Как ни старался молодой человек превозмочь недуг, как ни хорохорился, а идти дальше все же не мог. Могучий эльзасец взвалил его на плечи, и парижанин продолжал путь верхом.
Продукты кончились, а в лесу ничего нельзя было раздобыть. На деревьях, как назло, ни плодов, ни ягод. Дикие животные, вообще встречающиеся в этих местах крайне редко, спокойно шныряли совсем рядом, не боясь людей. Бедняги смотрели на них жадными глазами. Но что они могли сделать без оружия? Тщетно пытались изголодавшиеся путники отыскать хотя бы гнездо с яйцами или еще беспомощными птенцами.

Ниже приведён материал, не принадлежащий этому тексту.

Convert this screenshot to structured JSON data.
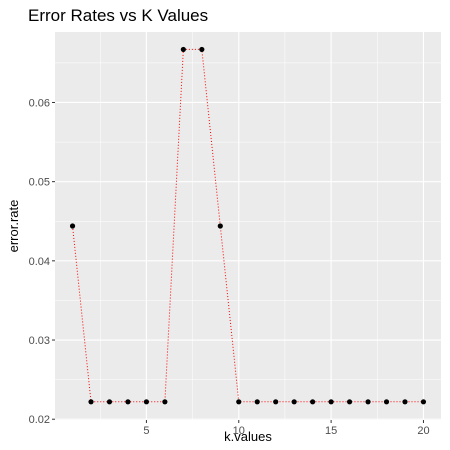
{
  "chart_data": {
    "type": "line",
    "title": "Error Rates vs K Values",
    "xlabel": "k.values",
    "ylabel": "error.rate",
    "xlim": [
      0.05,
      20.95
    ],
    "ylim": [
      0.0199,
      0.0689
    ],
    "x_ticks": [
      5,
      10,
      15,
      20
    ],
    "x_tick_labels": [
      "5",
      "10",
      "15",
      "20"
    ],
    "y_ticks": [
      0.02,
      0.03,
      0.04,
      0.05,
      0.06
    ],
    "y_tick_labels": [
      "0.02",
      "0.03",
      "0.04",
      "0.05",
      "0.06"
    ],
    "grid": true,
    "series": [
      {
        "x": [
          1,
          2,
          3,
          4,
          5,
          6,
          7,
          8,
          9,
          10,
          11,
          12,
          13,
          14,
          15,
          16,
          17,
          18,
          19,
          20
        ],
        "values": [
          0.0444,
          0.0222,
          0.0222,
          0.0222,
          0.0222,
          0.0222,
          0.0667,
          0.0667,
          0.0444,
          0.0222,
          0.0222,
          0.0222,
          0.0222,
          0.0222,
          0.0222,
          0.0222,
          0.0222,
          0.0222,
          0.0222,
          0.0222
        ],
        "line_color": "#ff0000",
        "point_color": "#000000"
      }
    ],
    "panel_background": "#ebebeb",
    "grid_color": "#ffffff"
  }
}
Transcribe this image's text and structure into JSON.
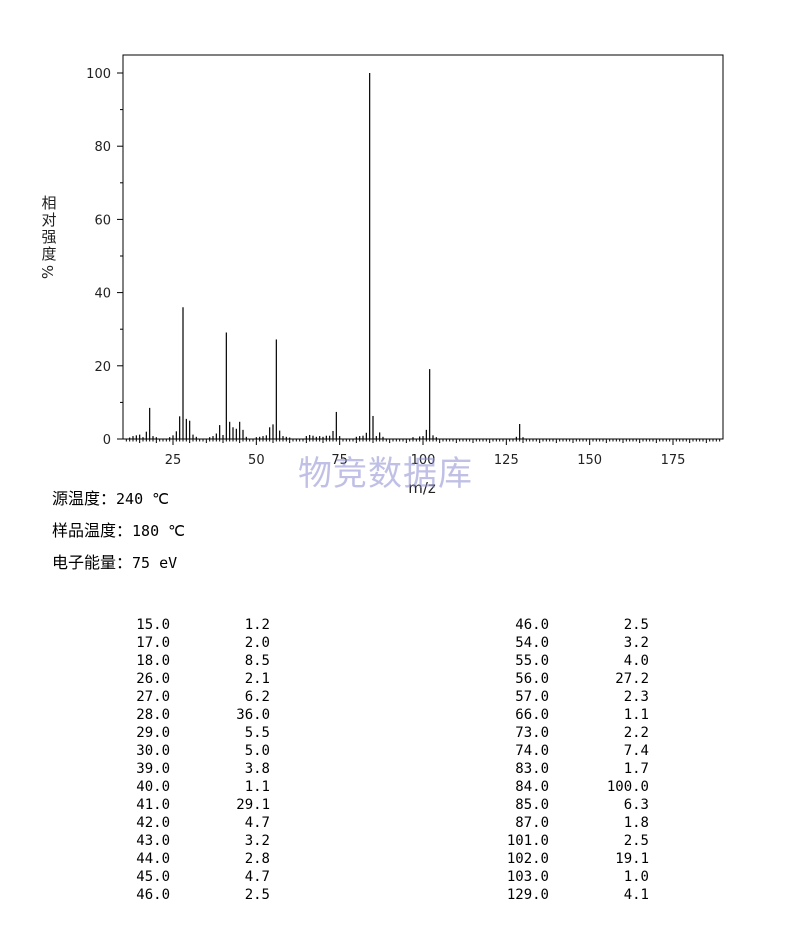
{
  "chart_data": {
    "type": "bar",
    "xlabel": "m/z",
    "ylabel": [
      "相",
      "对",
      "强",
      "度",
      "%"
    ],
    "xlim": [
      10,
      190
    ],
    "ylim": [
      0,
      100
    ],
    "xticks": [
      25,
      50,
      75,
      100,
      125,
      150,
      175
    ],
    "yticks": [
      0,
      20,
      40,
      60,
      80,
      100
    ],
    "peaks": [
      [
        12,
        0.4
      ],
      [
        13,
        0.8
      ],
      [
        14,
        1.0
      ],
      [
        15,
        1.2
      ],
      [
        16,
        0.5
      ],
      [
        17,
        2.0
      ],
      [
        18,
        8.5
      ],
      [
        19,
        0.8
      ],
      [
        20,
        0.5
      ],
      [
        24,
        0.5
      ],
      [
        25,
        1.0
      ],
      [
        26,
        2.1
      ],
      [
        27,
        6.2
      ],
      [
        28,
        36.0
      ],
      [
        29,
        5.5
      ],
      [
        30,
        5.0
      ],
      [
        31,
        1.2
      ],
      [
        32,
        0.6
      ],
      [
        36,
        0.5
      ],
      [
        37,
        0.8
      ],
      [
        38,
        1.5
      ],
      [
        39,
        3.8
      ],
      [
        40,
        1.1
      ],
      [
        41,
        29.1
      ],
      [
        42,
        4.7
      ],
      [
        43,
        3.2
      ],
      [
        44,
        2.8
      ],
      [
        45,
        4.7
      ],
      [
        46,
        2.5
      ],
      [
        47,
        0.6
      ],
      [
        50,
        0.5
      ],
      [
        51,
        0.6
      ],
      [
        52,
        0.8
      ],
      [
        53,
        1.0
      ],
      [
        54,
        3.2
      ],
      [
        55,
        4.0
      ],
      [
        56,
        27.2
      ],
      [
        57,
        2.3
      ],
      [
        58,
        0.8
      ],
      [
        59,
        0.6
      ],
      [
        60,
        0.4
      ],
      [
        65,
        0.8
      ],
      [
        66,
        1.1
      ],
      [
        67,
        0.9
      ],
      [
        68,
        0.6
      ],
      [
        69,
        0.8
      ],
      [
        70,
        0.6
      ],
      [
        71,
        0.9
      ],
      [
        72,
        0.9
      ],
      [
        73,
        2.2
      ],
      [
        74,
        7.4
      ],
      [
        75,
        0.8
      ],
      [
        80,
        0.6
      ],
      [
        81,
        0.8
      ],
      [
        82,
        0.9
      ],
      [
        83,
        1.7
      ],
      [
        84,
        100.0
      ],
      [
        85,
        6.3
      ],
      [
        86,
        0.8
      ],
      [
        87,
        1.8
      ],
      [
        88,
        0.6
      ],
      [
        97,
        0.5
      ],
      [
        99,
        0.7
      ],
      [
        100,
        0.8
      ],
      [
        101,
        2.5
      ],
      [
        102,
        19.1
      ],
      [
        103,
        1.0
      ],
      [
        104,
        0.5
      ],
      [
        128,
        0.6
      ],
      [
        129,
        4.1
      ],
      [
        130,
        0.5
      ]
    ]
  },
  "watermark": "物竞数据库",
  "conditions": [
    {
      "label": "源温度：",
      "value": "240 ℃"
    },
    {
      "label": "样品温度：",
      "value": "180 ℃"
    },
    {
      "label": "电子能量：",
      "value": "75 eV"
    }
  ],
  "table_left": [
    [
      "15.0",
      "1.2"
    ],
    [
      "17.0",
      "2.0"
    ],
    [
      "18.0",
      "8.5"
    ],
    [
      "26.0",
      "2.1"
    ],
    [
      "27.0",
      "6.2"
    ],
    [
      "28.0",
      "36.0"
    ],
    [
      "29.0",
      "5.5"
    ],
    [
      "30.0",
      "5.0"
    ],
    [
      "39.0",
      "3.8"
    ],
    [
      "40.0",
      "1.1"
    ],
    [
      "41.0",
      "29.1"
    ],
    [
      "42.0",
      "4.7"
    ],
    [
      "43.0",
      "3.2"
    ],
    [
      "44.0",
      "2.8"
    ],
    [
      "45.0",
      "4.7"
    ],
    [
      "46.0",
      "2.5"
    ]
  ],
  "table_right": [
    [
      "46.0",
      "2.5"
    ],
    [
      "54.0",
      "3.2"
    ],
    [
      "55.0",
      "4.0"
    ],
    [
      "56.0",
      "27.2"
    ],
    [
      "57.0",
      "2.3"
    ],
    [
      "66.0",
      "1.1"
    ],
    [
      "73.0",
      "2.2"
    ],
    [
      "74.0",
      "7.4"
    ],
    [
      "83.0",
      "1.7"
    ],
    [
      "84.0",
      "100.0"
    ],
    [
      "85.0",
      "6.3"
    ],
    [
      "87.0",
      "1.8"
    ],
    [
      "101.0",
      "2.5"
    ],
    [
      "102.0",
      "19.1"
    ],
    [
      "103.0",
      "1.0"
    ],
    [
      "129.0",
      "4.1"
    ]
  ]
}
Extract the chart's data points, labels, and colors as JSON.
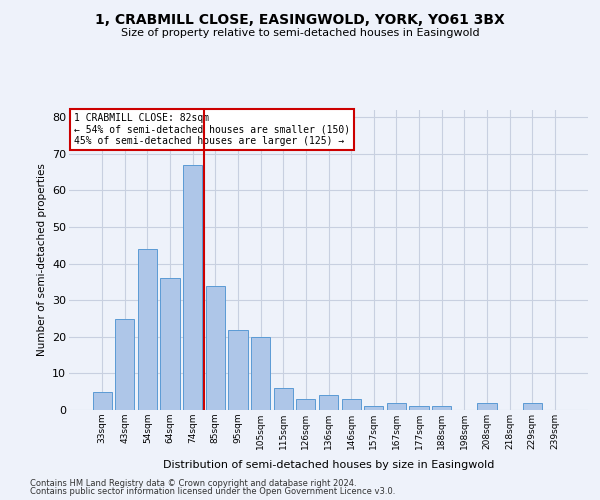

Охотники за хиной ужинали в этот вечер огромными улитками. Заставить себя проглотить жесткое мясо трудно, а переварить еще труднее.
Маркиз был так изможден, что не съел ни крошки, хотя друзья заботливо сохранили для больного последний сухарик. И все же он не страдал от голода.
Несмотря на то, что всех одолевала слабость, перед лицом опасности друзья как-то взбодрились, почувствовали новый прилив энергии, если это вообще было возможно в их положении.
Шли быстро. Самое невероятное то, что быстрее всех по-прежнему шагал Винкельман, словно бы и не ощущая тяжести. На следующей стоянке он предложил товарищам отдохнуть, а сам принялся обустраивать лагерь, как будто вовсе не ведал усталости.
Эльзасец и дальше шагал впереди, таща на закорках обессилевшего Маркиза. Даже больной, измученный, тот старался весело напевать и шутить.
В отличие от него, обычно неразговорчивый, Винкельман за весь день и двух слов не сказал. Похоже, что жизненные невзгоды и страшная тоска и вовсе лишили его красноречия.
Третий день пути оказался тяжелее двух предыдущих. За шесть часов путешественники лишь раз набрели на воду и смогли утолить нестерпимую жажду. Ничего съестного по-прежнему не было. У Хозе началась лихорадка. Шарль понял, что скоро придет и его очередь, подобно силачу Винкельману, взвалить мулата на плечи.